On Midsummer’s Day 1984 I was on Long Island, New York competing at the Olympics for the Disabled, now known as the Paralympic Games.
My friend and team-mate John Kelly ran in the first heat of the 1500m. He smashed the Irish Record for vision impaired at 1500m in a time of 4 minutes and 19 seconds. The record was to last just 5 minutes as I smashed in in Heat 2 to qualify for the Final four days later. The time of 4 minutes and 17 seconds stands to this day. My 5000m time was set 31 years ago and, amazingly, still stands too!
So there was the ecstasy and dream come true. I could now rest down and get ready for the 5000m final in a few days and follow this up with the 1,500m final.

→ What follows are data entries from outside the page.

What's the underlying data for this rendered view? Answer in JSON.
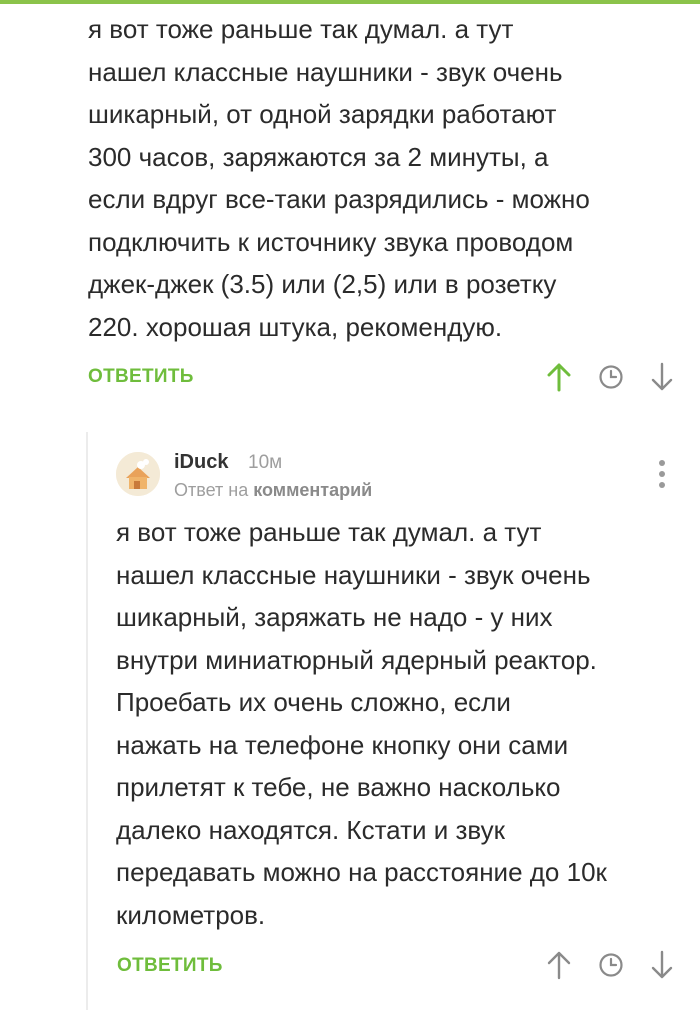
{
  "comment1": {
    "text": "я вот тоже раньше так думал. а тут\nнашел классные наушники - звук очень\nшикарный, от одной зарядки работают\n300 часов, заряжаются за 2 минуты, а\nесли вдруг все-таки разрядились - можно\nподключить к источнику звука проводом\nджек-джек (3.5) или (2,5) или в розетку\n220. хорошая штука, рекомендую.",
    "reply_label": "ОТВЕТИТЬ"
  },
  "comment2": {
    "username": "iDuck",
    "time": "10м",
    "reply_to_prefix": "Ответ на",
    "reply_to_target": "комментарий",
    "text": "я вот тоже раньше так думал. а тут\nнашел классные наушники - звук очень\nшикарный, заряжать не надо - у них\nвнутри миниатюрный ядерный реактор.\nПроебать их очень сложно, если\nнажать на телефоне кнопку они сами\nприлетят к тебе, не важно насколько\nдалеко находятся. Кстати и звук\nпередавать можно на расстояние до 10к\nкилометров.",
    "reply_label": "ОТВЕТИТЬ"
  },
  "icons": {
    "upvote": "arrow-up-icon",
    "clock": "clock-icon",
    "downvote": "arrow-down-icon",
    "menu": "more-vertical-icon"
  },
  "colors": {
    "accent": "#6fbd3c",
    "upvote_active": "#6fbd3c",
    "icon_gray": "#8a8a8a"
  }
}
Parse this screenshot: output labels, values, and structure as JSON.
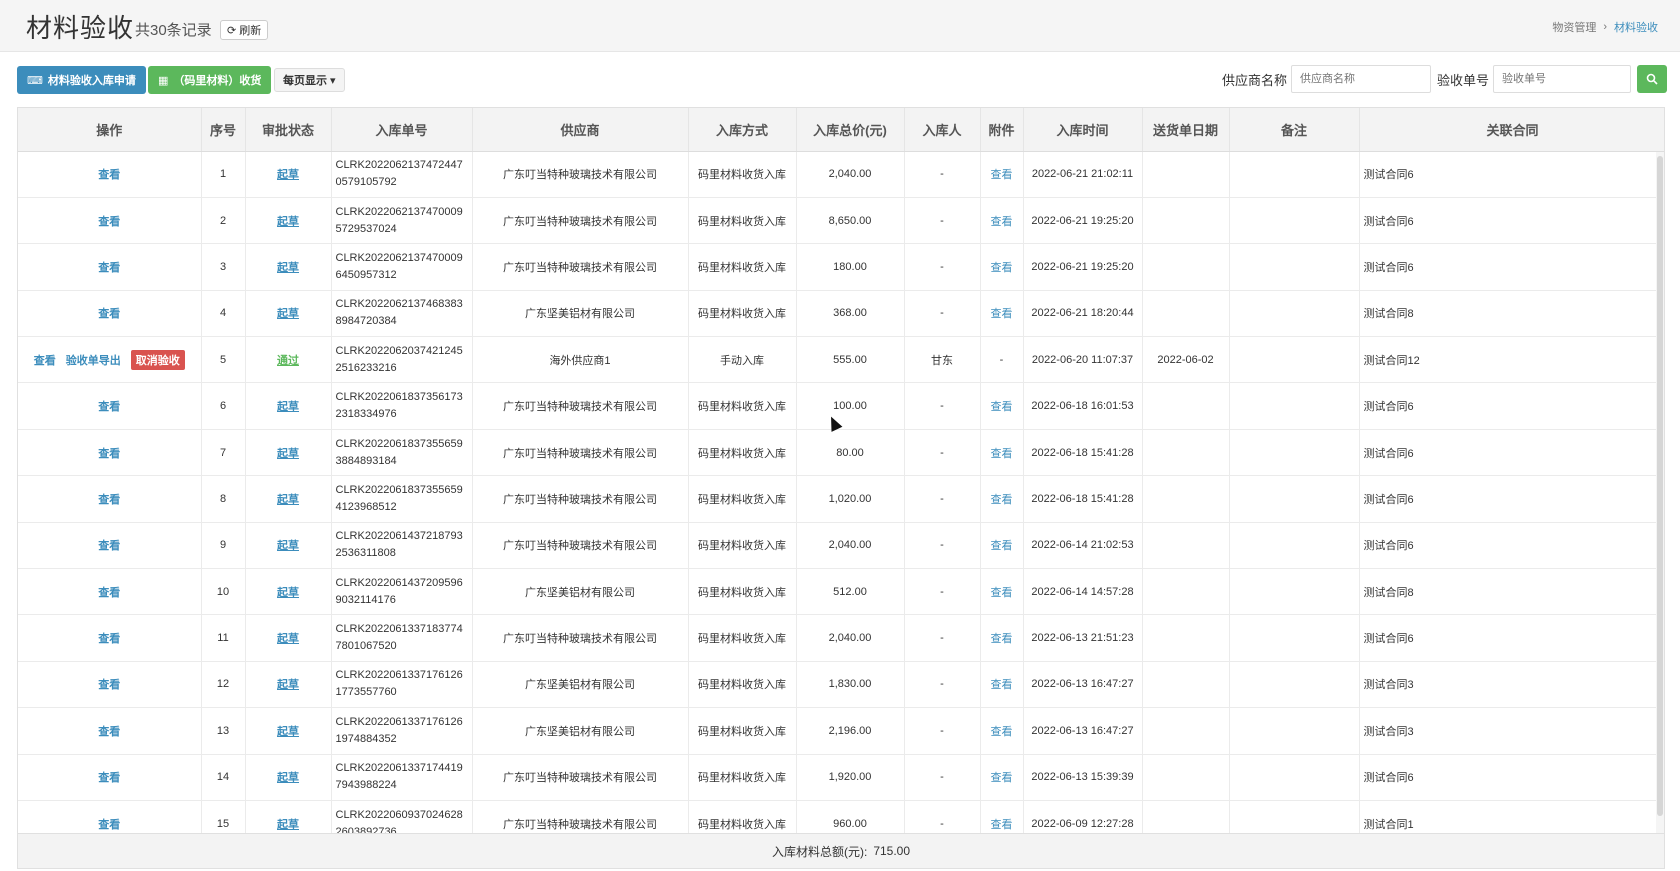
{
  "header": {
    "title": "材料验收",
    "record_count": "共30条记录",
    "refresh_label": "刷新",
    "breadcrumb": [
      "物资管理",
      "材料验收"
    ]
  },
  "toolbar": {
    "apply_label": "材料验收入库申请",
    "receive_label": "（码里材料）收货",
    "per_page_label": "每页显示"
  },
  "search": {
    "supplier_label": "供应商名称",
    "supplier_placeholder": "供应商名称",
    "order_label": "验收单号",
    "order_placeholder": "验收单号"
  },
  "table": {
    "columns": [
      "操作",
      "序号",
      "审批状态",
      "入库单号",
      "供应商",
      "入库方式",
      "入库总价(元)",
      "入库人",
      "附件",
      "入库时间",
      "送货单日期",
      "备注",
      "关联合同"
    ],
    "rows": [
      {
        "action": "查看",
        "seq": "1",
        "status": "起草",
        "order_no": "CLRK20220621374724470579105792",
        "supplier": "广东叮当特种玻璃技术有限公司",
        "method": "码里材料收货入库",
        "total": "2,040.00",
        "person": "-",
        "attachment": "查看",
        "time": "2022-06-21 21:02:11",
        "delivery_date": "",
        "remark": "",
        "contract": "测试合同6"
      },
      {
        "action": "查看",
        "seq": "2",
        "status": "起草",
        "order_no": "CLRK20220621374700095729537024",
        "supplier": "广东叮当特种玻璃技术有限公司",
        "method": "码里材料收货入库",
        "total": "8,650.00",
        "person": "-",
        "attachment": "查看",
        "time": "2022-06-21 19:25:20",
        "delivery_date": "",
        "remark": "",
        "contract": "测试合同6"
      },
      {
        "action": "查看",
        "seq": "3",
        "status": "起草",
        "order_no": "CLRK20220621374700096450957312",
        "supplier": "广东叮当特种玻璃技术有限公司",
        "method": "码里材料收货入库",
        "total": "180.00",
        "person": "-",
        "attachment": "查看",
        "time": "2022-06-21 19:25:20",
        "delivery_date": "",
        "remark": "",
        "contract": "测试合同6"
      },
      {
        "action": "查看",
        "seq": "4",
        "status": "起草",
        "order_no": "CLRK20220621374683838984720384",
        "supplier": "广东坚美铝材有限公司",
        "method": "码里材料收货入库",
        "total": "368.00",
        "person": "-",
        "attachment": "查看",
        "time": "2022-06-21 18:20:44",
        "delivery_date": "",
        "remark": "",
        "contract": "测试合同8"
      },
      {
        "action": "查看",
        "action2": "验收单导出",
        "action3": "取消验收",
        "seq": "5",
        "status": "通过",
        "order_no": "CLRK20220620374212452516233216",
        "supplier": "海外供应商1",
        "method": "手动入库",
        "total": "555.00",
        "person": "甘东",
        "attachment": "-",
        "time": "2022-06-20 11:07:37",
        "delivery_date": "2022-06-02",
        "remark": "",
        "contract": "测试合同12"
      },
      {
        "action": "查看",
        "seq": "6",
        "status": "起草",
        "order_no": "CLRK20220618373561732318334976",
        "supplier": "广东叮当特种玻璃技术有限公司",
        "method": "码里材料收货入库",
        "total": "100.00",
        "person": "-",
        "attachment": "查看",
        "time": "2022-06-18 16:01:53",
        "delivery_date": "",
        "remark": "",
        "contract": "测试合同6"
      },
      {
        "action": "查看",
        "seq": "7",
        "status": "起草",
        "order_no": "CLRK20220618373556593884893184",
        "supplier": "广东叮当特种玻璃技术有限公司",
        "method": "码里材料收货入库",
        "total": "80.00",
        "person": "-",
        "attachment": "查看",
        "time": "2022-06-18 15:41:28",
        "delivery_date": "",
        "remark": "",
        "contract": "测试合同6"
      },
      {
        "action": "查看",
        "seq": "8",
        "status": "起草",
        "order_no": "CLRK20220618373556594123968512",
        "supplier": "广东叮当特种玻璃技术有限公司",
        "method": "码里材料收货入库",
        "total": "1,020.00",
        "person": "-",
        "attachment": "查看",
        "time": "2022-06-18 15:41:28",
        "delivery_date": "",
        "remark": "",
        "contract": "测试合同6"
      },
      {
        "action": "查看",
        "seq": "9",
        "status": "起草",
        "order_no": "CLRK20220614372187932536311808",
        "supplier": "广东叮当特种玻璃技术有限公司",
        "method": "码里材料收货入库",
        "total": "2,040.00",
        "person": "-",
        "attachment": "查看",
        "time": "2022-06-14 21:02:53",
        "delivery_date": "",
        "remark": "",
        "contract": "测试合同6"
      },
      {
        "action": "查看",
        "seq": "10",
        "status": "起草",
        "order_no": "CLRK20220614372095969032114176",
        "supplier": "广东坚美铝材有限公司",
        "method": "码里材料收货入库",
        "total": "512.00",
        "person": "-",
        "attachment": "查看",
        "time": "2022-06-14 14:57:28",
        "delivery_date": "",
        "remark": "",
        "contract": "测试合同8"
      },
      {
        "action": "查看",
        "seq": "11",
        "status": "起草",
        "order_no": "CLRK20220613371837747801067520",
        "supplier": "广东叮当特种玻璃技术有限公司",
        "method": "码里材料收货入库",
        "total": "2,040.00",
        "person": "-",
        "attachment": "查看",
        "time": "2022-06-13 21:51:23",
        "delivery_date": "",
        "remark": "",
        "contract": "测试合同6"
      },
      {
        "action": "查看",
        "seq": "12",
        "status": "起草",
        "order_no": "CLRK20220613371761261773557760",
        "supplier": "广东坚美铝材有限公司",
        "method": "码里材料收货入库",
        "total": "1,830.00",
        "person": "-",
        "attachment": "查看",
        "time": "2022-06-13 16:47:27",
        "delivery_date": "",
        "remark": "",
        "contract": "测试合同3"
      },
      {
        "action": "查看",
        "seq": "13",
        "status": "起草",
        "order_no": "CLRK20220613371761261974884352",
        "supplier": "广东坚美铝材有限公司",
        "method": "码里材料收货入库",
        "total": "2,196.00",
        "person": "-",
        "attachment": "查看",
        "time": "2022-06-13 16:47:27",
        "delivery_date": "",
        "remark": "",
        "contract": "测试合同3"
      },
      {
        "action": "查看",
        "seq": "14",
        "status": "起草",
        "order_no": "CLRK20220613371744197943988224",
        "supplier": "广东叮当特种玻璃技术有限公司",
        "method": "码里材料收货入库",
        "total": "1,920.00",
        "person": "-",
        "attachment": "查看",
        "time": "2022-06-13 15:39:39",
        "delivery_date": "",
        "remark": "",
        "contract": "测试合同6"
      },
      {
        "action": "查看",
        "seq": "15",
        "status": "起草",
        "order_no": "CLRK20220609370246282603892736",
        "supplier": "广东叮当特种玻璃技术有限公司",
        "method": "码里材料收货入库",
        "total": "960.00",
        "person": "-",
        "attachment": "查看",
        "time": "2022-06-09 12:27:28",
        "delivery_date": "",
        "remark": "",
        "contract": "测试合同1"
      }
    ]
  },
  "footer": {
    "total_label": "入库材料总额(元):",
    "total_value": "715.00"
  },
  "colors": {
    "primary": "#3c8dbc",
    "success": "#5cb85c",
    "danger": "#d9534f"
  }
}
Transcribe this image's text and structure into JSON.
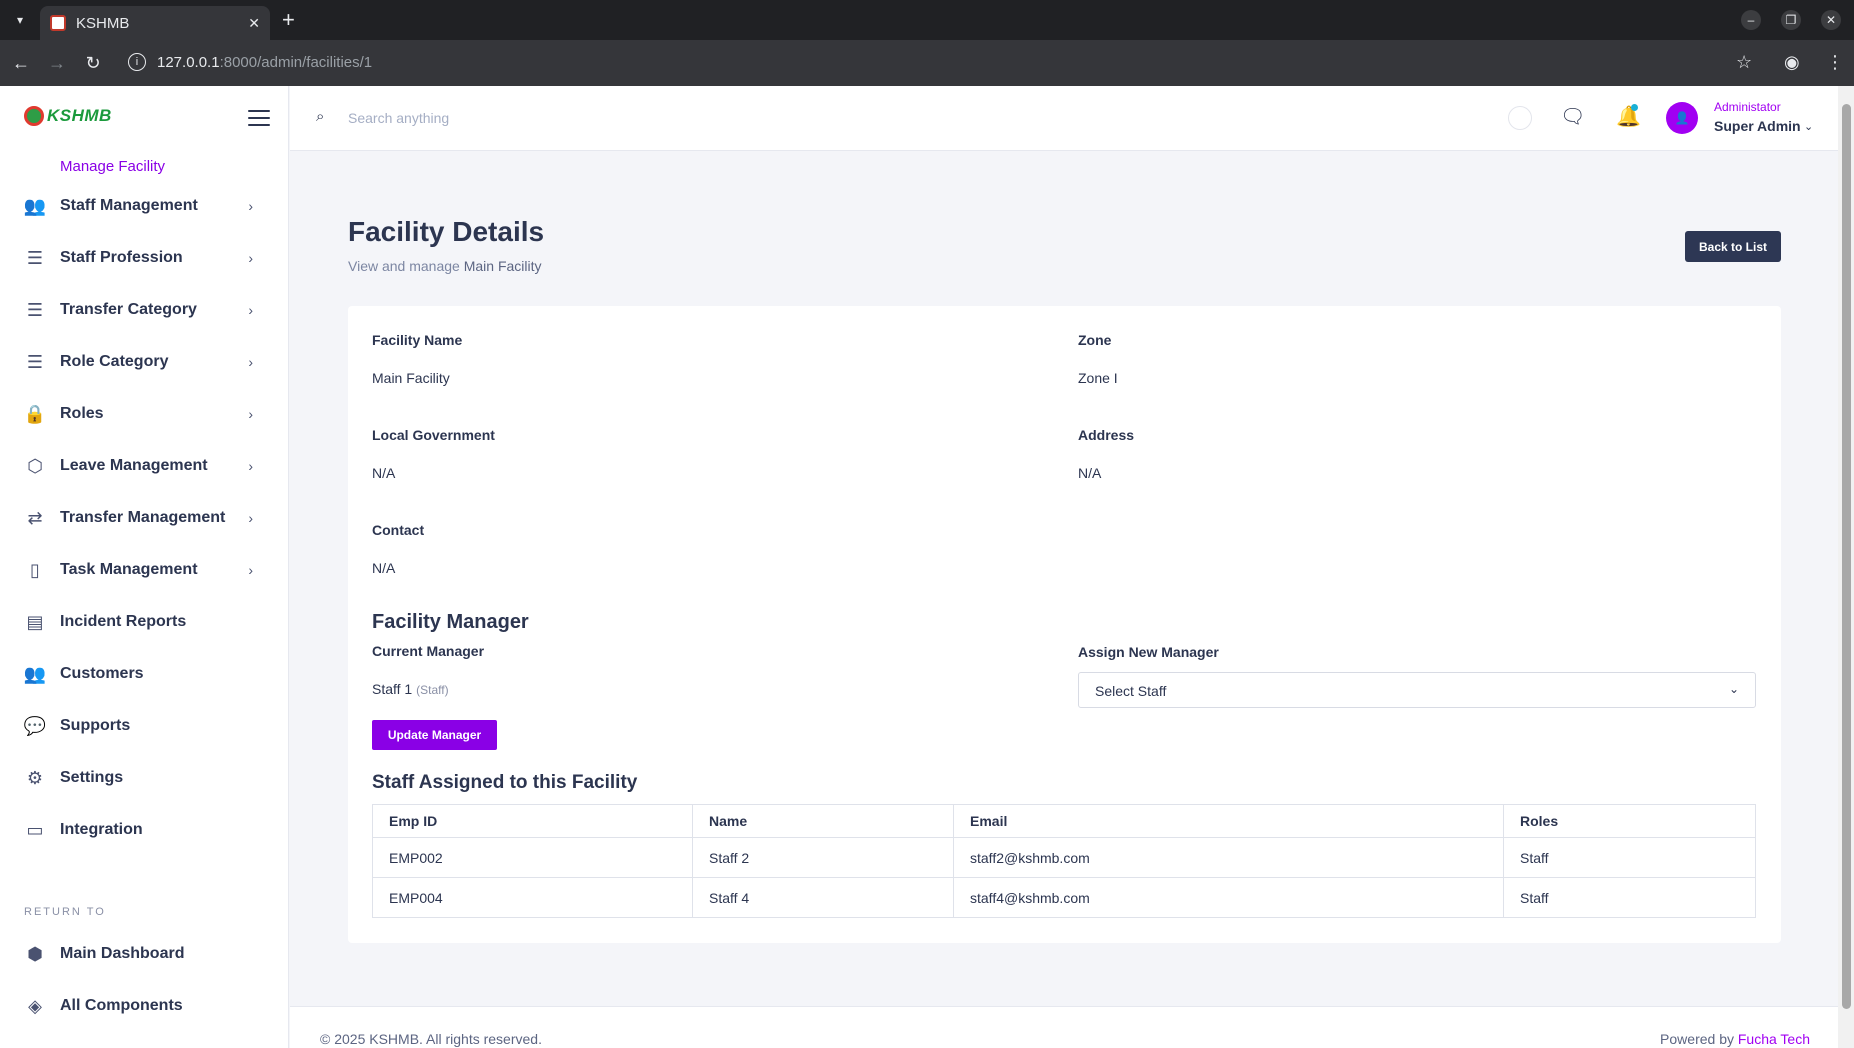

Within an hour of breaking the 1,500m record in NYC, I felt an ankle twinge. By evening time I was limping. The Irish team had no official physiotherapist, so Australia’s official physic stepped in and treated the injury. It was an Achilles tendon pull.
Three days later I lined up for the 5,000m final and felt terrific. I led for the first five laps and then ping, the twinge was as bad as ever. I finished fifth I returned for the 1,500m final the next day with my ankle held by a support. I lasted just over half the race before the Irish management ordered me off on the basis that I could do permanent damage.
Today, I can have my cake and eat it, thanks to my family remembering. They say I never let them forget as I’m obsessed with 1984.
So there you go: A midsummer’s dream turns into a nightmare. No regrets. It was a wonderful honour to represent my country.